Foto: Istimewa
Visi sutradara Rudi Soedjarwo dalam film ini adalah untuk menjauh dari narasi sejarah yang kaku dan lebih memilih pendekatan yang bersifat reflektif. Ia ingin mengeksplorasi perasaan kehilangan dan harapan yang dialami oleh para korban konflik.
“Saya ingin membuat film yang lebih hening. Bukan tentang sejarah konflik yang terjadi selama bertahun-tahun, tetapi kita lihat dari kacamata yang berbeda, yaitu tentang bagaimana dampak yang dirasakan oleh manusia-manusia di dalamnya, tentang kehilangan, kerusakan hubungan, dan harapan yang tetap ada ketika semuanya terasa runtuh,” ungkapnya.

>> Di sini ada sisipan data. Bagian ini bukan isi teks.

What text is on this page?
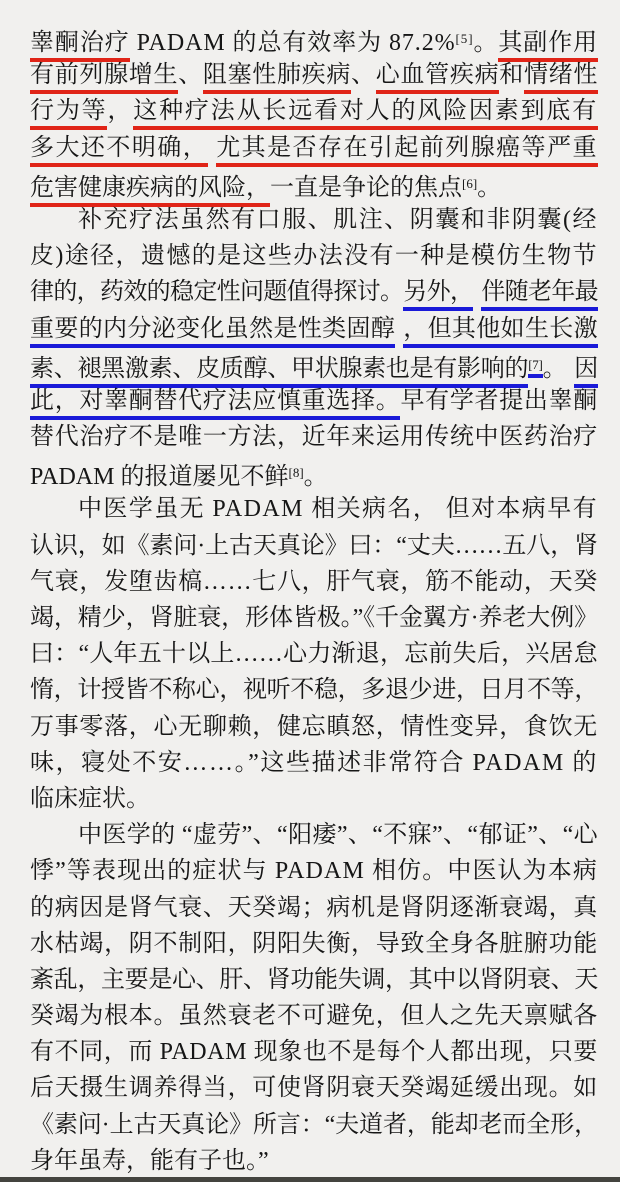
睾酮治疗 PADAM 的总有效率为 87.2%[5]。其副作用
有前列腺增生、阻塞性肺疾病、心血管疾病和情绪性
行为等，这种疗法从长远看对人的风险因素到底有
多大还不明确， 尤其是否存在引起前列腺癌等严重
危害健康疾病的风险，一直是争论的焦点[6]。
补充疗法虽然有口服、肌注、阴囊和非阴囊(经
皮)途径，遗憾的是这些办法没有一种是模仿生物节
律的，药效的稳定性问题值得探讨。另外， 伴随老年最
重要的内分泌变化虽然是性类固醇 ，但其他如生长激
素、褪黑激素、皮质醇、甲状腺素也是有影响的[7]。 因
此，对睾酮替代疗法应慎重选择。早有学者提出睾酮
替代治疗不是唯一方法，近年来运用传统中医药治疗
PADAM 的报道屡见不鲜[8]。
中医学虽无 PADAM 相关病名， 但对本病早有
认识，如《素问·上古天真论》曰：“丈夫……五八，肾
气衰，发堕齿槁……七八，肝气衰，筋不能动，天癸
竭，精少，肾脏衰，形体皆极。”《千金翼方·养老大例》
曰：“人年五十以上……心力渐退，忘前失后，兴居怠
惰，计授皆不称心，视听不稳，多退少进，日月不等，
万事零落，心无聊赖，健忘瞋怒，情性变异，食饮无
味，寝处不安……。”这些描述非常符合 PADAM 的
临床症状。
中医学的 “虚劳”、“阳痿”、“不寐”、“郁证”、“心
悸”等表现出的症状与 PADAM 相仿。中医认为本病
的病因是肾气衰、天癸竭；病机是肾阴逐渐衰竭，真
水枯竭，阴不制阳，阴阳失衡，导致全身各脏腑功能
紊乱，主要是心、肝、肾功能失调，其中以肾阴衰、天
癸竭为根本。虽然衰老不可避免，但人之先天禀赋各
有不同，而 PADAM 现象也不是每个人都出现，只要
后天摄生调养得当，可使肾阴衰天癸竭延缓出现。如
《素问·上古天真论》所言：“夫道者，能却老而全形，
身年虽寿，能有子也。”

Langkah Denny Siregar Production dalam menghadirkan pemeran dengan Down Syndrome mendapat apresiasi karena tidak menempatkan karakter tersebut sebagai simbol semata. Inisiatif ini merupakan bagian dari upaya membuka ruang empati yang lebih besar di perfilman Indonesia. Penonton diajak untuk merasakan langsung bagaimana dunia terlihat dari kacamata mereka yang seringkali terpinggirkan.

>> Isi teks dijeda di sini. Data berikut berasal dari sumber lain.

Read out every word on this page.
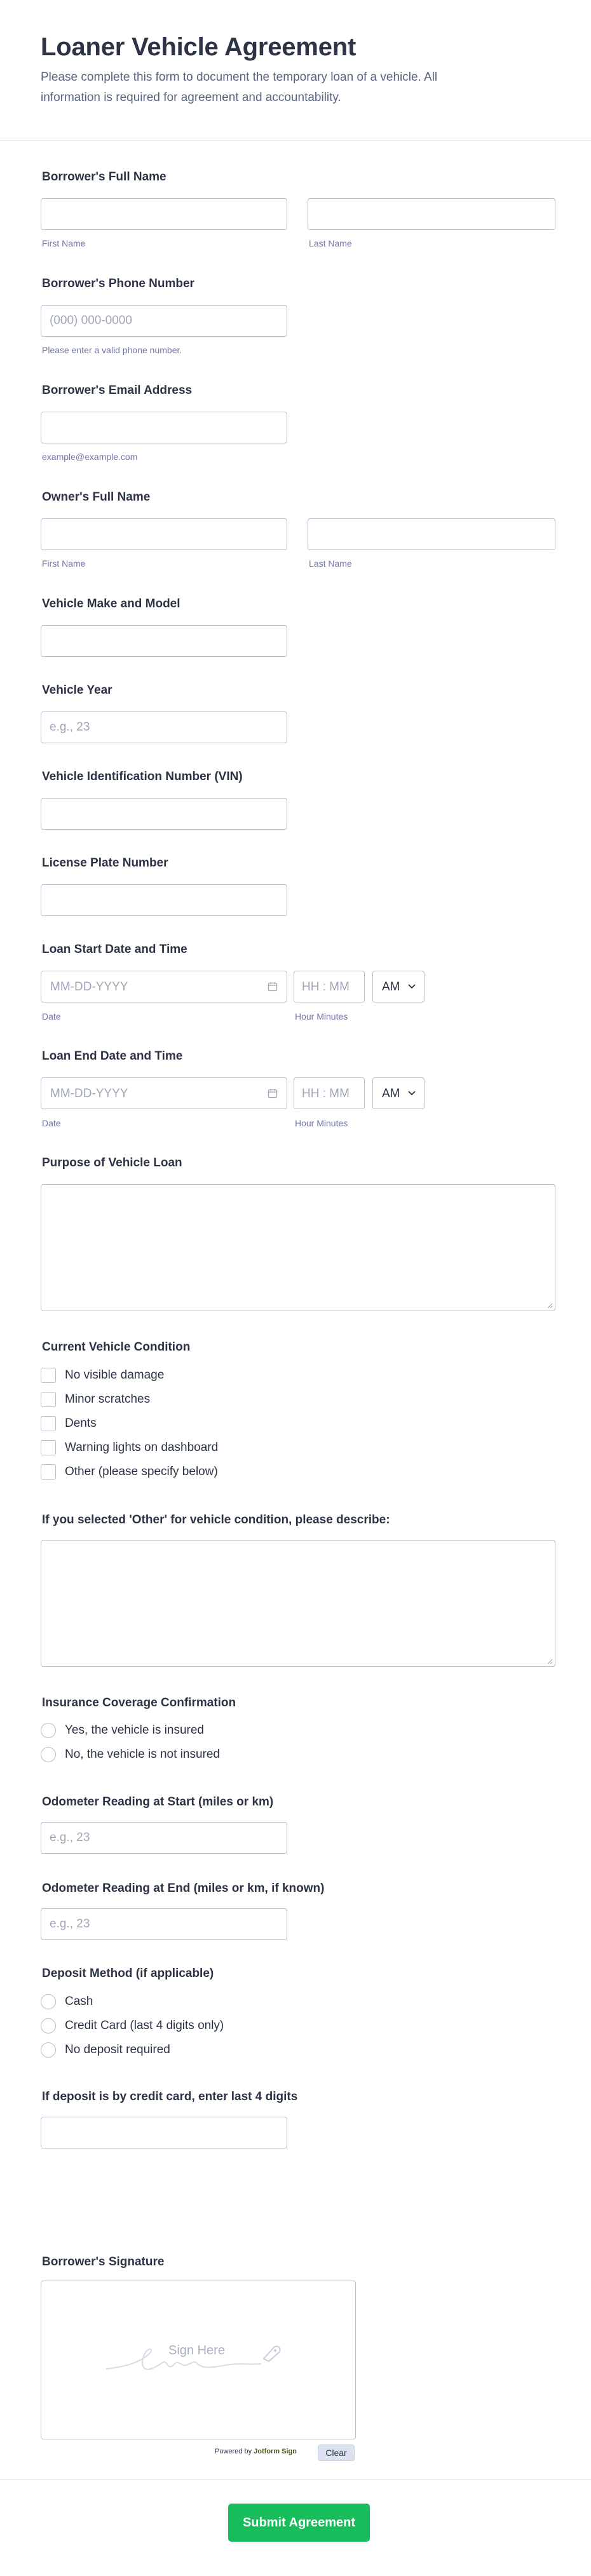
Loaner Vehicle Agreement
Please complete this form to document the temporary loan of a vehicle. All information is required for agreement and accountability.
Borrower's Full Name
First Name	Last Name
Borrower's Phone Number
(000) 000-0000
Please enter a valid phone number.
Borrower's Email Address
example@example.com
Owner's Full Name
First Name	Last Name
Vehicle Make and Model
Vehicle Year
e.g., 23
Vehicle Identification Number (VIN)
License Plate Number
Loan Start Date and Time
MM-DD-YYYY	HH : MM	AM
Date	Hour Minutes
Loan End Date and Time
MM-DD-YYYY	HH : MM	AM
Date	Hour Minutes
Purpose of Vehicle Loan
Current Vehicle Condition
No visible damage
Minor scratches
Dents
Warning lights on dashboard
Other (please specify below)
If you selected 'Other' for vehicle condition, please describe:
Insurance Coverage Confirmation
Yes, the vehicle is insured
No, the vehicle is not insured
Odometer Reading at Start (miles or km)
e.g., 23
Odometer Reading at End (miles or km, if known)
e.g., 23
Deposit Method (if applicable)
Cash
Credit Card (last 4 digits only)
No deposit required
If deposit is by credit card, enter last 4 digits
Borrower's Signature
Sign Here
Powered by Jotform Sign	Clear
Submit Agreement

Selain jajaran aktor utama, film ini juga didukung oleh talenta berbakat lainnya seperti Sigi Wimala, Jenda Munthe, dan Tike Priatnakusumah yang menambah warna dalam cerita. Kehadiran mereka memperkaya dinamika interaksi antarwarga di pengungsian yang ditampilkan dalam official trailer. Poster filmnya sendiri sudah memberikan gambaran sunyi tentang pencarian yang melelahkan namun penuh harapan.